Desperate times call for desperate measures. A district in the Indian state of Punjab that has been reeling due to an extreme water crisis has found a peculiar way to deal with it. The inhabitants of the northern state’s Ferozepur district have to plant at least ten tree saplings to obtain a firearms licence. It may sound bizarre but it’s a well-thought strategy devised by the local administration: trees are the natural rechargers of underground water and also slow down stormwater runoff. This is also a major step in creating awareness about an environment that has virtually been gasping for breath.
Tree planting for gun licences in Ferozepur
The order promulgated on World Environment Day on 5 June clearly states that those seeking gun licences have to plant at least ten trees.“We’ve strictly asked the applicants to plant ten saplings and take a selfie to get the application form for the licence,” says Chander Gaind, Deputy Commissioner of Ferozepur district, praised in government and public circles for this unique initiative. “The applicant has to visit us again after one month with a selfie to prove that the saplings are being taken care of. The official proceedings for the licence start only if the activity has been managed well”.
Chander says that he has received over 100 applications since the order was passed. “We aim to plant at least 12,000 saplings in the next year. We also plan to extend the rule to the renewal of licences, which would further boost the green environment. We receive around 500 applications for renewable licences every month and around 5,000 saplings can be grown in that period, which can translate into 60,000 a year”. The district alone has around 20,000 gun users, he adds.
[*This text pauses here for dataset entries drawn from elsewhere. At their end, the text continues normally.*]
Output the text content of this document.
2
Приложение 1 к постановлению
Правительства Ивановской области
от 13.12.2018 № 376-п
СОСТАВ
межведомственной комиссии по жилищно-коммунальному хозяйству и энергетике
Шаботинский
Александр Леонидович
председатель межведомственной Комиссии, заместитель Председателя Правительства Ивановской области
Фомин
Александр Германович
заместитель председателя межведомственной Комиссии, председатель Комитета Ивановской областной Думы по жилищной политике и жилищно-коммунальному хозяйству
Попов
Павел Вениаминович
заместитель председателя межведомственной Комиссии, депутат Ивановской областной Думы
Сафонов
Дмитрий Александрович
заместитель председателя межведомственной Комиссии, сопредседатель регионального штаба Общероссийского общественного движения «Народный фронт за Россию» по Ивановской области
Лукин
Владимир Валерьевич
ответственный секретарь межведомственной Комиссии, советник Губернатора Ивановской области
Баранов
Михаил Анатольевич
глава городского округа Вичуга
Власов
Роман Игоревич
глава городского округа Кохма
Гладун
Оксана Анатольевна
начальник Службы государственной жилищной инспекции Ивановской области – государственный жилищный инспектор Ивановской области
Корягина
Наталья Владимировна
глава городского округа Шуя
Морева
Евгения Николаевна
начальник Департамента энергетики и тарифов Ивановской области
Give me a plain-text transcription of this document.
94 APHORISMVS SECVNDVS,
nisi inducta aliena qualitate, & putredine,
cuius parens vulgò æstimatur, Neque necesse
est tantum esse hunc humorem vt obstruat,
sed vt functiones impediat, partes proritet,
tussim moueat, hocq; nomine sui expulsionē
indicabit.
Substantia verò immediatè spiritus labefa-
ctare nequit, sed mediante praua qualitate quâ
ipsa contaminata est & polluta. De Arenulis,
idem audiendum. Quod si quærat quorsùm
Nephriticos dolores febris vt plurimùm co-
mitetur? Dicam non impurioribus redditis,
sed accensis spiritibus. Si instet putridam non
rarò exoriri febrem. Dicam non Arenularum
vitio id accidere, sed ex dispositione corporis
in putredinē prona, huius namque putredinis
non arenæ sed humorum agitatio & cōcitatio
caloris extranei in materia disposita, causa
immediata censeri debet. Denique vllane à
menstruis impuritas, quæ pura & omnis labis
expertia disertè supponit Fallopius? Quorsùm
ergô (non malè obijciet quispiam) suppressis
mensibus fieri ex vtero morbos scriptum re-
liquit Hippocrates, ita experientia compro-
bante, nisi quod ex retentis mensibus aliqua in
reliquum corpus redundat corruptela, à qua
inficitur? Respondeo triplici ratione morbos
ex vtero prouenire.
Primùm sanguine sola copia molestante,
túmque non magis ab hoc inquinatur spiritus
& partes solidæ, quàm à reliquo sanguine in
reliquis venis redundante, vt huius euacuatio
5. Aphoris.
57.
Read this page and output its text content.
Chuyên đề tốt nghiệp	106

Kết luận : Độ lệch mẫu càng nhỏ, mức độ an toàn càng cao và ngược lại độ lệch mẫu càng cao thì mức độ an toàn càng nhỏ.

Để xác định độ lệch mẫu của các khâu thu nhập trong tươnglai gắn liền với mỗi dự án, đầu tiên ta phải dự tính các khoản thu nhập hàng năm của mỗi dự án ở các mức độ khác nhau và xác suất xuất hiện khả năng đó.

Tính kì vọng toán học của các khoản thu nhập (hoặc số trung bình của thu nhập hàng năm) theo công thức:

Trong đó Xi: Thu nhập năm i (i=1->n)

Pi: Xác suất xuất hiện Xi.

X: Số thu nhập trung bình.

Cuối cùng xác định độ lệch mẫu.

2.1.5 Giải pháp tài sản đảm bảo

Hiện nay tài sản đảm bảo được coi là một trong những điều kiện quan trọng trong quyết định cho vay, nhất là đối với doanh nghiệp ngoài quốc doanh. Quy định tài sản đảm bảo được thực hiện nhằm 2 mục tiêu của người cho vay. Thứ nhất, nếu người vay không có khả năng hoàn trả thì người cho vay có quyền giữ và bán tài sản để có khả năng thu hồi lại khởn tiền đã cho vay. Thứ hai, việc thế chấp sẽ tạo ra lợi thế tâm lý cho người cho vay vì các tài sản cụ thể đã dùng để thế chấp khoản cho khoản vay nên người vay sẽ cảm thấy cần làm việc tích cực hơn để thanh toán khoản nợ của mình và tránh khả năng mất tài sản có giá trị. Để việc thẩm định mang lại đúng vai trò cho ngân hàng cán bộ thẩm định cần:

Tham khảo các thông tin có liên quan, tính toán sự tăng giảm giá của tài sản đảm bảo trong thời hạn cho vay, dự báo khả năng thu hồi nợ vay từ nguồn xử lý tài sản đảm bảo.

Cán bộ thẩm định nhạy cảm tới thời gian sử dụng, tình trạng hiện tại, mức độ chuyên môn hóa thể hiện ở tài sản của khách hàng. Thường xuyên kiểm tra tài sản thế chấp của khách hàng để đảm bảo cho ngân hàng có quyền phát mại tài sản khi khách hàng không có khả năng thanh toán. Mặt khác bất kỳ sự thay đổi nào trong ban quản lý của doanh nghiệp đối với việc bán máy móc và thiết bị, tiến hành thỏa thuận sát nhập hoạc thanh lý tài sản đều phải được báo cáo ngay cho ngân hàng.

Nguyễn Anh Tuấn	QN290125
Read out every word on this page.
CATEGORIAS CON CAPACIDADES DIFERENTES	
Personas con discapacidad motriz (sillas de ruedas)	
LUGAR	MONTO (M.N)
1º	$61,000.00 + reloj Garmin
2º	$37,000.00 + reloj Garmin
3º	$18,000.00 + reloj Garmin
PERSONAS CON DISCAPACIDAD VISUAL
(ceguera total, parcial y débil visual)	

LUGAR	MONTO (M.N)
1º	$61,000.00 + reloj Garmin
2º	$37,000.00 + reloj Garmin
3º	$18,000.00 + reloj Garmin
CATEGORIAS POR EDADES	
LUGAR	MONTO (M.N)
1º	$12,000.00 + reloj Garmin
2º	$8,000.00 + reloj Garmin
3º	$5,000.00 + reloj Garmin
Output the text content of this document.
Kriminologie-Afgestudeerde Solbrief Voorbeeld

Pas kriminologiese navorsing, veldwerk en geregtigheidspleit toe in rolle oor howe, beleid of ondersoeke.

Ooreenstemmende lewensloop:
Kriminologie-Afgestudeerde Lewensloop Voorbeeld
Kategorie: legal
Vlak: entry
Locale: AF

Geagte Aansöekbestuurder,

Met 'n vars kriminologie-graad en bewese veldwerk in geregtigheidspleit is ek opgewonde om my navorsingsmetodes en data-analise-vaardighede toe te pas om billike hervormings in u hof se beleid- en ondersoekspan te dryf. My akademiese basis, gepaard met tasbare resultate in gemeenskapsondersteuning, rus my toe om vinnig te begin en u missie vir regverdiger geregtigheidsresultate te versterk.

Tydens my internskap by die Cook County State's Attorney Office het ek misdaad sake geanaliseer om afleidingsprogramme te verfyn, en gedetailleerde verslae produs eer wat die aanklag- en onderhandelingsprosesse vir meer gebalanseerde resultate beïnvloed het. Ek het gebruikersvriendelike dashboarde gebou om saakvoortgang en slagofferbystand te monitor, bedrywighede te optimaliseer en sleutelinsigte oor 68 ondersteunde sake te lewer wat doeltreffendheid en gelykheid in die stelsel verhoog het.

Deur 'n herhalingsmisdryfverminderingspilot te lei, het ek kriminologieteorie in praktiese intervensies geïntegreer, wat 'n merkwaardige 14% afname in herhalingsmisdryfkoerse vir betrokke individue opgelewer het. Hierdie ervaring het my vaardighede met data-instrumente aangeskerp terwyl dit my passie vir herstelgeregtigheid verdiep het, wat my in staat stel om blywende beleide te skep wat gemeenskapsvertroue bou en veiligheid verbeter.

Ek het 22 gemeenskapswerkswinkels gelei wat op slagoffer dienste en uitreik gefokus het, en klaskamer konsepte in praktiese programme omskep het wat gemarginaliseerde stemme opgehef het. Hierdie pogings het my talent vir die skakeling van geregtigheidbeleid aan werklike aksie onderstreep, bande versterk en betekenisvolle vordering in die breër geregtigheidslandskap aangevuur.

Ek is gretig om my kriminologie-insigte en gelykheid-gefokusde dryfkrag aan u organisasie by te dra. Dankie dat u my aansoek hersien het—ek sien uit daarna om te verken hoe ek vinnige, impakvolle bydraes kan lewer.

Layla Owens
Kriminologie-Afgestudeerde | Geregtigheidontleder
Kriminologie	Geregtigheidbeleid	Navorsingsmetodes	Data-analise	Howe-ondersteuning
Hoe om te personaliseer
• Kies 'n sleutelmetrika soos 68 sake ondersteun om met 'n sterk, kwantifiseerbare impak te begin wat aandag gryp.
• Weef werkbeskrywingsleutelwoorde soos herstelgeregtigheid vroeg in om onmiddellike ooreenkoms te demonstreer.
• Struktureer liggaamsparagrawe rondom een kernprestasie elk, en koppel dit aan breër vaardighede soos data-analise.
Tackling the water crisis in India
“Since the implementation of the rule, I’ve been receiving accolades on social media”, Chander points out, specifying that the overwhelming response has encouraged him to create awareness on the project. “I think that the same rule, if implemented across the country, could bring a sea change in the environment and could help mitigate the water crisis.”
Punjab, the state that derives its name from five rivers – Beas, Sutlej, Ravi, Jhelum and Chenab – has grappled with extreme water shortages throughout its history, like many other in India. Massive exploitation of underground water has led to water scarcity in several of the state’s regions. Guzzling water on rice paddies, for example, is one of the causes of the sorry state of affairs. In some of the districts, water has been rendered unsuitable for irrigation due to excessive use.
Government reports fear that Punjab is on the verge of becoming a dry state, and that the change may occur in just a few years if no timely action is taken to save underground water. Besides, extensive development works including widening of roads and building of flyovers has also led to dwindling green cover, which may in part be recovered thanks to the unique initiative adopted in Ferozepur.